The Sound and the Fury of Indian Politicians

WHILE THE POLITICAL theatre of a possible meeting of some vague nature between the Prime Minister of Canada and the Assembly of First Nations strutted the national stage, I thought of a few lines from Shakespeare’s Sonnet 59:

If there be nothing new, but that which is
Hath been before, how are our brains beguil’d,
Which, labouring for invention bear amiss
The second burthen of a former child!

Here Shakespeare adverts to the jaded teacher Qoheleth, the narrative persona of Ecclesiastes who observes that there is nothing new under the sun. How true, and in ways I mean to specify a little further on.

A “second burthen of a former child” nicely catches the relationship of January 2013’s Crown-First Nations gathering to a similar meeting a year ago, but it’s the bit about beguiled brains and their labouring for invention which is my present subject. That surely describes the attempts of columnists this week to bear a viable solution to the problems in Indian country, or the Indian Problem, as such things came to be known in the 1830s.

The ephemera of this week will recede into the fog of news cycles past, but as has been the case in Canada since the early 1800s, an impasse will obtain. Column space will be ceded to debates and proposals familiar to Egerton Ryerson. Today the way forward is most commonly apprehended as the assertion that all people are equal, and that claims to special rights or standing within Canada ought to be repudiated and nullified. One nation, one law, one people.
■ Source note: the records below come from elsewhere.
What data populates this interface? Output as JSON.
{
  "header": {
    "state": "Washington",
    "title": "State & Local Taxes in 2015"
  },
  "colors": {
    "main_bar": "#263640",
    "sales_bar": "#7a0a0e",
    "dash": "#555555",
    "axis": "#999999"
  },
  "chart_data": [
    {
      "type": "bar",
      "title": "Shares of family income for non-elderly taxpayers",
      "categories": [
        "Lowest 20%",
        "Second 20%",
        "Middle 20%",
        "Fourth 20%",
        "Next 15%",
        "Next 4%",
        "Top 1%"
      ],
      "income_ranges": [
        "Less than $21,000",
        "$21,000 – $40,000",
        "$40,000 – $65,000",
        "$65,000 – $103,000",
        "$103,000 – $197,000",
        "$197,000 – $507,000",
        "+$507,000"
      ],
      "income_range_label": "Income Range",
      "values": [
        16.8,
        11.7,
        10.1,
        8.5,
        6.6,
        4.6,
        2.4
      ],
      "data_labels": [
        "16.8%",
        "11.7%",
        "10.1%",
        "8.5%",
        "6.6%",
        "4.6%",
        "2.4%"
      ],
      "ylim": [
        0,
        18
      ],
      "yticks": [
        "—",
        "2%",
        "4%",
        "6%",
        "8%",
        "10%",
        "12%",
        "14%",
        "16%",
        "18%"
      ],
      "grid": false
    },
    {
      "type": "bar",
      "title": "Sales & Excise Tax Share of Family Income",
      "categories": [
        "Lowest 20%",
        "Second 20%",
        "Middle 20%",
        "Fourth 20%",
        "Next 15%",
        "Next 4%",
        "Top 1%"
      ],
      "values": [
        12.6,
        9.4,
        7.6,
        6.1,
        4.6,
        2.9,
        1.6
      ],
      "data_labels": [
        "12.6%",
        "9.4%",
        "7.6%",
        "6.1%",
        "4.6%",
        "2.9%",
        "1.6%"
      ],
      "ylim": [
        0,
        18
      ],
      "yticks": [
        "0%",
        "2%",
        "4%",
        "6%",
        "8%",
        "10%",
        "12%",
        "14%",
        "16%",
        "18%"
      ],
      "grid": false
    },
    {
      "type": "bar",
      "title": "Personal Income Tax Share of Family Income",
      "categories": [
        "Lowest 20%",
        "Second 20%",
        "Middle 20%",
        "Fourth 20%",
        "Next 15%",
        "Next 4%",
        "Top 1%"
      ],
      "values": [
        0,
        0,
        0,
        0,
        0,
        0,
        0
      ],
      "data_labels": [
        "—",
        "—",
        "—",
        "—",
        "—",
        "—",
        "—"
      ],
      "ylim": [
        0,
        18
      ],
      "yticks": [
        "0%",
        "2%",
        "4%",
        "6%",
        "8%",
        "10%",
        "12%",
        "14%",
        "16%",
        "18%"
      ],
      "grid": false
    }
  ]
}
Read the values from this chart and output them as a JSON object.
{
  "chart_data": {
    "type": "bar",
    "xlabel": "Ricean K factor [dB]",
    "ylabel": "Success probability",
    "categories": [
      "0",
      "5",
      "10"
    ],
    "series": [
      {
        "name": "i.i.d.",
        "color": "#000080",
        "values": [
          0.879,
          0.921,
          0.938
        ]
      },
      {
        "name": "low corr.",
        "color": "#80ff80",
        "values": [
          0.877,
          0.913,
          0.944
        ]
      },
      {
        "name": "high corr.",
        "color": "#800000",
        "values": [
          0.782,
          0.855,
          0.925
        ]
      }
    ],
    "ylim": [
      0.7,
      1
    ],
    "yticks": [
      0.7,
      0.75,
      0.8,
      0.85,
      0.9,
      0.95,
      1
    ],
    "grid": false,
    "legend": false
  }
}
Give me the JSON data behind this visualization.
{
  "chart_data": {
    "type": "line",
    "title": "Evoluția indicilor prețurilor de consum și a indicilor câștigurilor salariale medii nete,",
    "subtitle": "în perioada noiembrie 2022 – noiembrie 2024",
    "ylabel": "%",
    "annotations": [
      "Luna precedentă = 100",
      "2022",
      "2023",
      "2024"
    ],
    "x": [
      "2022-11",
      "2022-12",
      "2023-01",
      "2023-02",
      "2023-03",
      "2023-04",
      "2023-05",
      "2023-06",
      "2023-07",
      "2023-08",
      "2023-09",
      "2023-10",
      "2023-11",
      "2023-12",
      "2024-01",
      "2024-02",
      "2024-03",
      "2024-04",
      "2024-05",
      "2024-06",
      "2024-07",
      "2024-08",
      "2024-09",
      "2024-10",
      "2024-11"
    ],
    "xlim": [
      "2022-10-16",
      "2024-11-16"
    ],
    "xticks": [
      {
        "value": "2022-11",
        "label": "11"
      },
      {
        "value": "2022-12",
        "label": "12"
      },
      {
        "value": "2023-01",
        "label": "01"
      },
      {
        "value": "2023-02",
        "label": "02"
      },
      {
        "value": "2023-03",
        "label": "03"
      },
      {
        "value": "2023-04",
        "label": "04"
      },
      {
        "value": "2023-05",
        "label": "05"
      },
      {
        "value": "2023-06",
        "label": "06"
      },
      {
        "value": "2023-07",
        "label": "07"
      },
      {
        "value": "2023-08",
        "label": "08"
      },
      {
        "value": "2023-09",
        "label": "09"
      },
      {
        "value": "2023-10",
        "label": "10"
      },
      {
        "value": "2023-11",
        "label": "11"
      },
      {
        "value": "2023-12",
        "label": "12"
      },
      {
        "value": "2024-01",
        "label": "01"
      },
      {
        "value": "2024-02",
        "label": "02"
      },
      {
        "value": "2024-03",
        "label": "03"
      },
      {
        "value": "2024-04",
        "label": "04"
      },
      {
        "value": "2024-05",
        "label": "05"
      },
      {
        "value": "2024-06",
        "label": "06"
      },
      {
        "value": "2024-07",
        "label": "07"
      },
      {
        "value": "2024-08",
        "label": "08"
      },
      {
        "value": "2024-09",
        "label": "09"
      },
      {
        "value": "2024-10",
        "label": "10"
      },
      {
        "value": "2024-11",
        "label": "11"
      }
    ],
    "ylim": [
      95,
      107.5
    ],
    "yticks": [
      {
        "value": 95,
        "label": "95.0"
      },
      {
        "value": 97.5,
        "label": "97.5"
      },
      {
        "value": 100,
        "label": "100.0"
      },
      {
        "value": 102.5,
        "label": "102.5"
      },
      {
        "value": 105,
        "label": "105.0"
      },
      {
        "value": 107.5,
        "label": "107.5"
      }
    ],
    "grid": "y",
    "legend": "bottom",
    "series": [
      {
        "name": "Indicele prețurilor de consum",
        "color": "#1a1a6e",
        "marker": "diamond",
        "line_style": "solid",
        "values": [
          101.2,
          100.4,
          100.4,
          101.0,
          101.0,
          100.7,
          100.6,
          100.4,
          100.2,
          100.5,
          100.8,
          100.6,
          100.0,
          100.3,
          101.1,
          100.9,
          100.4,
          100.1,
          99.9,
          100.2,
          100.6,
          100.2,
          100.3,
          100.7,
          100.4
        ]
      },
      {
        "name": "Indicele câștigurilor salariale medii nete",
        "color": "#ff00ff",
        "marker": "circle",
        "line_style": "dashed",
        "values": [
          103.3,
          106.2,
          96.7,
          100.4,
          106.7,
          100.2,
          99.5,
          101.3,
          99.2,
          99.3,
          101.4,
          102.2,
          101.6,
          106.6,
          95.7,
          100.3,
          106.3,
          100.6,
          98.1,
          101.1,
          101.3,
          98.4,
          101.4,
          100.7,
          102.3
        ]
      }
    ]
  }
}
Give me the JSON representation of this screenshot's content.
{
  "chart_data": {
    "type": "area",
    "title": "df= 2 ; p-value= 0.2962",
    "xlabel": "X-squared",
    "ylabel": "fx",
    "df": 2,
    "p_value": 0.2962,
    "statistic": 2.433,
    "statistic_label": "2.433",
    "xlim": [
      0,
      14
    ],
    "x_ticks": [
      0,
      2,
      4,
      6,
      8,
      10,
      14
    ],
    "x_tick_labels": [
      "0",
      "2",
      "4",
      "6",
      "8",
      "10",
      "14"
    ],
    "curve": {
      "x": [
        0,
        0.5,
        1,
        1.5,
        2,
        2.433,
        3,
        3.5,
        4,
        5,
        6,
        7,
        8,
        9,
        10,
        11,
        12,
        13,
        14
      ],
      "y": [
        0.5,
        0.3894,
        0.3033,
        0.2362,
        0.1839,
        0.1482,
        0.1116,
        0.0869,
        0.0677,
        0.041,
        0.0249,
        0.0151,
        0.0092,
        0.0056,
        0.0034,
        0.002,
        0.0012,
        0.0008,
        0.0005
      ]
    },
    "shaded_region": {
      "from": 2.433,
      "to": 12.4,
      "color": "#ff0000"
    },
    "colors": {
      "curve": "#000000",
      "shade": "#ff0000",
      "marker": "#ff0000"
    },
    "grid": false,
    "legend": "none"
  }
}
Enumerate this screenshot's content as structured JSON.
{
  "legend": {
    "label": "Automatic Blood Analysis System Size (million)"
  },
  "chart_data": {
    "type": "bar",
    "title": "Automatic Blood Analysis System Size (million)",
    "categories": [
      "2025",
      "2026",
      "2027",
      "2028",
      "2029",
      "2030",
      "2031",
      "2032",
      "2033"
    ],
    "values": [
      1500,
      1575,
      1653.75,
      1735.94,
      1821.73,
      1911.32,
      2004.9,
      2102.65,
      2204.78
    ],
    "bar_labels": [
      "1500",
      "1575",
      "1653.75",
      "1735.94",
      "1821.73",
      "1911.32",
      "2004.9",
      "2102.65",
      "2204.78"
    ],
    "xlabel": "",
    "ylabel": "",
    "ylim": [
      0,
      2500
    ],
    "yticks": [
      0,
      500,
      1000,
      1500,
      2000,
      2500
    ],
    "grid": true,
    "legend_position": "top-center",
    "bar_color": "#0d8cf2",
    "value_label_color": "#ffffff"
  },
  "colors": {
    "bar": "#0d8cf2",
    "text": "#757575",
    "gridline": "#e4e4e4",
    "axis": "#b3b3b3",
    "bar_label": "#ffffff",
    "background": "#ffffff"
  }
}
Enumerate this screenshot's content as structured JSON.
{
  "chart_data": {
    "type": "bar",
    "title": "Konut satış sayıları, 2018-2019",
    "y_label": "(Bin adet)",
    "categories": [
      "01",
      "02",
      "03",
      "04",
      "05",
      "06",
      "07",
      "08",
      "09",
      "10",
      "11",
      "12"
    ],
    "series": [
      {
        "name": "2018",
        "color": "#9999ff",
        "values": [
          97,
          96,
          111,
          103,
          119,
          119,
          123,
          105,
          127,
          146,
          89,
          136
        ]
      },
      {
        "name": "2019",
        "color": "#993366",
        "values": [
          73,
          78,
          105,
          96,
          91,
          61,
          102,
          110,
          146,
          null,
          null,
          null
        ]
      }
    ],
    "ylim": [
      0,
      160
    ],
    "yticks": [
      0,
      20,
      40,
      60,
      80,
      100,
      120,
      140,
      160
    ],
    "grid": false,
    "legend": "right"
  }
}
In the 1840s Ryerson thought exposure to Christian civilization would perform the trick, but by Confederation a more coercive stick-and-carrot approach was felt necessary. Canada participated in the numbered treaty negotiations (carrot) and established a mounted police force and an Indian Act (stick). The historical record discloses that by 1880 all the clever people anticipated the disappearance of Indians within a generation.

Polite conversation tip-toes however around the impasse which is at the heart of Canada’s national project. The unmentionable fact is that, to be successful, the routinely recommended integrationist programs would require a focused, sustained and extraordinarily coercive legislative campaign in which the threat and perhaps even use of military force would necessarily figure.

Consider the to-do list that would have to be drawn up: repeal the Indian Act and related legislation, abolish Section 35 of the Constitution Act, organize and undertake the forced relocation of communities deemed untenable, dismantle the band-and-council system, reconstitute the remaining reserves as municipalities, and (further to this reconstitution) place these municipalities under an interim authority, imposing the policing presence necessary to keep the order. Is it surprising that a politician would prefer an ad-hoc, incremental measure to the grand scheme?

Over twenty years ago I worked at a hospital which treated many Mushkegowuk Cree, including patients transferred south from Attawapiskat. I had many discussions with community folks about life in the north, both the good and the bad. A number of them had, like my own family, left a place of grim prospects to seek a better life. I know from experience that it’s not only the brains of columnists that are beguiled: native people struggle every day with the bread-and butter challenges that from time to time appear in the Main Street news.

I’ve now been to dozens of communities and it’s clear to me there is no broad consensus in Indian Country about the way forward. The discussion among the ordinary folks however is at turns passionate, complex, messy, candid, lively, maddening, surprising, smart, practical and unrelenting. It’s a great misfortune that the tired and familiar scripts of the career politician suck up all the oxygen in this country. Not that “the grassroots” are themselves heroic and enlightened. Far from it. It’s more the case that the people are their own best and only hope or their own worst enemies, and that a commitment must be made concerning which it’s going to be. I look forward to the leader or activist possessing sufficient courage to pose the matter in these terms. That would be something new under the sun.